It’s easy to believe all the people you know who are just getting back from their run as you stumble bleary-eyed to the coffee maker are born morning people. If you took an informal poll of the runners in your life, though, I think it would surprise to you to find out there are a lot of reluctant morning runners out there, getting their miles done before they even realize what they’re doing. It is possible to become a morning runner, even when every fiber of your being cries out when the alarm goes off in the early hours. (If you remember, the short answer to ‘When’s the best time to run?’ is ‘Whenever you can.’)
This post is inspired by me needing to get my butt in gear and get back in a morning running routine. It’s been a long stretch of Fran working from home, being unemployed for a few months, then looking for a job (which he didn’t start until a month after accepting). Know what that meant for me? I could go running any old time I wanted. Afternoon nap time for the boys? No problem, Daddy was home. Early evening before dinner? He had it covered for me. Now, the harsh reality has come crashing back down on me and if I’m not out getting my run done early in the morning, it’s not going to happen.
The one thing I have going for me is that I used to be exclusively a morning runner, way back when I had an office job, so I remember how good it feels to start the day early, get your workout done and have the whole day full of energy. I also remember from training for the marathon getting up at an unreasonable hour on a weekend to get my three or four hour long run done, wanting to be home for breakfast to squeeze in all the family time I could (and possibly assuage some of the mother runner guilt). So I know being a regular morning runner is possible. I know it’s a good thing. I know it will work perfectly for our new routine. But I still need my own running tips on how to become a morning runner!
I know you’ve read the tip to lay out your gear the night before. And it works. You do not want to be looking for a pair of socks or your GPS watch in the early morning hours, when it’s dark (and way too early) and you’re cranky and tired. Setting everything up ready to go is key to making this a success.
Now – you need to choose your ‘staging area’. (That’s an inside joke with my cousin Ann – she used to get annoyed if anyone would leave random items in her designated ‘staging area’ at the holidays. Hi Ann!) What do I mean by staging area? I mean, forget having all your running gear in your closet in your bedroom. My new staging area is a small cupboard by the front door. I have running clothes and workout gear in it, my shoes are tucked underneath and – importantly – it’s right next to an outlet where my Garmin charger is plugged in, so it’s there ready when I go out to run and I can put it back on the charger as soon as I walk in the door on my return. Just remember to replenish fresh clothes for the next time you head out.

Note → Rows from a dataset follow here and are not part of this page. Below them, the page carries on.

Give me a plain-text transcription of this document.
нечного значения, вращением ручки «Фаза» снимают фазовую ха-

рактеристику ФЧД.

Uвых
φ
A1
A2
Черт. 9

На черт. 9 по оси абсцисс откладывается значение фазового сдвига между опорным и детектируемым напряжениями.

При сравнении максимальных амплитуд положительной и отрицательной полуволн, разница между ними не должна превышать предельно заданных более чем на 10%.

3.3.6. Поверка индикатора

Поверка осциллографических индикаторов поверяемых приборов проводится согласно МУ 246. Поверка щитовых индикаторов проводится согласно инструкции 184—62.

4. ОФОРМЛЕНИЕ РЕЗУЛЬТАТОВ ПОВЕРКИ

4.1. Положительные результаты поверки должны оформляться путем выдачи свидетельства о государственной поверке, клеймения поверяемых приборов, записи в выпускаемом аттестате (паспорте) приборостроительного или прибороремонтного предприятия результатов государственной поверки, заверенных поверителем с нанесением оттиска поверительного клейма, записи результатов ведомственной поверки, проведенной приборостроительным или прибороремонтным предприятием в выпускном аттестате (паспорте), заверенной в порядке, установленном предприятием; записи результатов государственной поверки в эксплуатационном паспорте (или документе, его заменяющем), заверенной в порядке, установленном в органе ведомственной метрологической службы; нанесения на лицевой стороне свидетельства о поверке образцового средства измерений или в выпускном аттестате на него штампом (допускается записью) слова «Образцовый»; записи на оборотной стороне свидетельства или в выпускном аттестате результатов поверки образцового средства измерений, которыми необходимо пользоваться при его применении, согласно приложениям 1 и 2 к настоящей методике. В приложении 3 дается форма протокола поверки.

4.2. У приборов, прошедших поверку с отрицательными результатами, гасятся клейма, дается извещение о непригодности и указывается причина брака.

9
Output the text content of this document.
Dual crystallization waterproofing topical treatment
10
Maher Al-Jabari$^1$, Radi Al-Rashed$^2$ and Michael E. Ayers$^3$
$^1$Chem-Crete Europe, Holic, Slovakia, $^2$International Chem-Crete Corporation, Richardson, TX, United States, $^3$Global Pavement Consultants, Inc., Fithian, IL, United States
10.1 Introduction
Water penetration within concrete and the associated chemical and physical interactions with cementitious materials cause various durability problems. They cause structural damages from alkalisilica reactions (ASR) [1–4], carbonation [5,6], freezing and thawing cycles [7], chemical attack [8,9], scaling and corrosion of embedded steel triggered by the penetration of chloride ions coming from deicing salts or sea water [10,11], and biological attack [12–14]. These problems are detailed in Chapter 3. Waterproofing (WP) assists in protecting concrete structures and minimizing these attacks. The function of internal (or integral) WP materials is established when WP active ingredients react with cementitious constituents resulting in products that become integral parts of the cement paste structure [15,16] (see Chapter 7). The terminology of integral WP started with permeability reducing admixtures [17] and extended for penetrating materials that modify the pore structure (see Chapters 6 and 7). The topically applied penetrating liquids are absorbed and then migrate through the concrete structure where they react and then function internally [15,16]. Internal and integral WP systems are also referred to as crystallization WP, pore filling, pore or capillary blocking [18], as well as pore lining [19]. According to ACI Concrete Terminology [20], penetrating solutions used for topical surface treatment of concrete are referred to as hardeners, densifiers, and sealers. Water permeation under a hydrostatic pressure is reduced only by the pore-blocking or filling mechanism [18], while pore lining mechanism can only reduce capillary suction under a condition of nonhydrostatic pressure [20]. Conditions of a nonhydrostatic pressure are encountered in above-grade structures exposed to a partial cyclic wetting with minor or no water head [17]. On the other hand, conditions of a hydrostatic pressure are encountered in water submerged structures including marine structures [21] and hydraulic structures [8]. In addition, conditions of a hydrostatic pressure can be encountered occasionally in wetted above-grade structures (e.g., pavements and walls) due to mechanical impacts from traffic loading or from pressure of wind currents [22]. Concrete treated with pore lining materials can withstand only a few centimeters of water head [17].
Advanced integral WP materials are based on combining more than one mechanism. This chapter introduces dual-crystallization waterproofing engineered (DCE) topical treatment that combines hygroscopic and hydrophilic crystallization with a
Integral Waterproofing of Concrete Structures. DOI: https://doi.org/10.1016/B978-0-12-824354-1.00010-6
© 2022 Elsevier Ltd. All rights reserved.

If you want to get crazy about it, you could even have a basket or hamper right there so you can literally strip off and head to the shower the moment you get in the front door.
For me it’s a no-brainer, coffee. But I don’t want to come home and have to make it from scratch when both boys are going to be clamoring for my attention (and in Baby T’s case, for my boobs) and cut in on my already all-too-brief shower time. So I get it prepared the night before – grind the beans, fill the water -so all I need to do is hit the on button when I walk through the door. Back when I was training for my first marathon in 2010, the reward was getting warm bagels on my way home from my long run on a weekend (shout out to Bergen Bagels in Prospect Heights!) Whatever your reward, make it good enough that the thought of it will power you through the tough miles.
When you’re done with your big goal races for the year, but you still want to be out there running, it’s tempting to just go out for a run without any kind of training plan in mind. Even when you’re not officially in training for something, though, it’s so helpful from a motivation standpoint to have a plan to follow. It may be specific workouts, or your weekly plan could be a little looser, like a long run day, a speed-work day and a few easy runs sprinkled in. Knowing what you want to get done before you leave can motivate you to get out the door, especially if you’re the Type A kind of person who would not want to miss the chance to put a big check mark next to a completed workout.
I am a night owl. It is not conducive to morning running. If you’re reading this because you need to run early and really don’t want to, I feel your pain. If you’re a night owl like me, you can at least take steps to ensure you get out the door without feeling like a zombie in the morning.
First, quit the alcohol habit. I’m never going to tell you not to have a glass of wine with dinner (I’m not a monster), but if you want to be out for a run at 6am, finishing the bottle isn’t going to help. Eat a healthy dinner the night before – sometimes that helps me to wake up feeling like a superstar healthy-all-the-damn-time kind of person and motivates me. Drink lots of water before bed – if you’re up early to pee, you may as well run too, right? Set your alarm and then put your phone (or clock if you’re old school) out of reach. Try setting your bedtime a little earlier over time – 5 or 10 minutes earlier every night won’t seem like a big deal at the time, but it will add up to more rest time given a couple of weeks.
These are the tips I’m relying on as I work my way back to a solid, regular morning training schedule. Especially now that the days are shorter, it gives me that much more incentive to head out before my day really begins. Sometimes those last minutes I have, when I’m stretching out, before heading inside to greet my boys and start the day, are like a mini-meditation for me, a time that’s just my own. I know that feeling, I remember that feeling and I’m looking forward to it being a regular part of my day once again.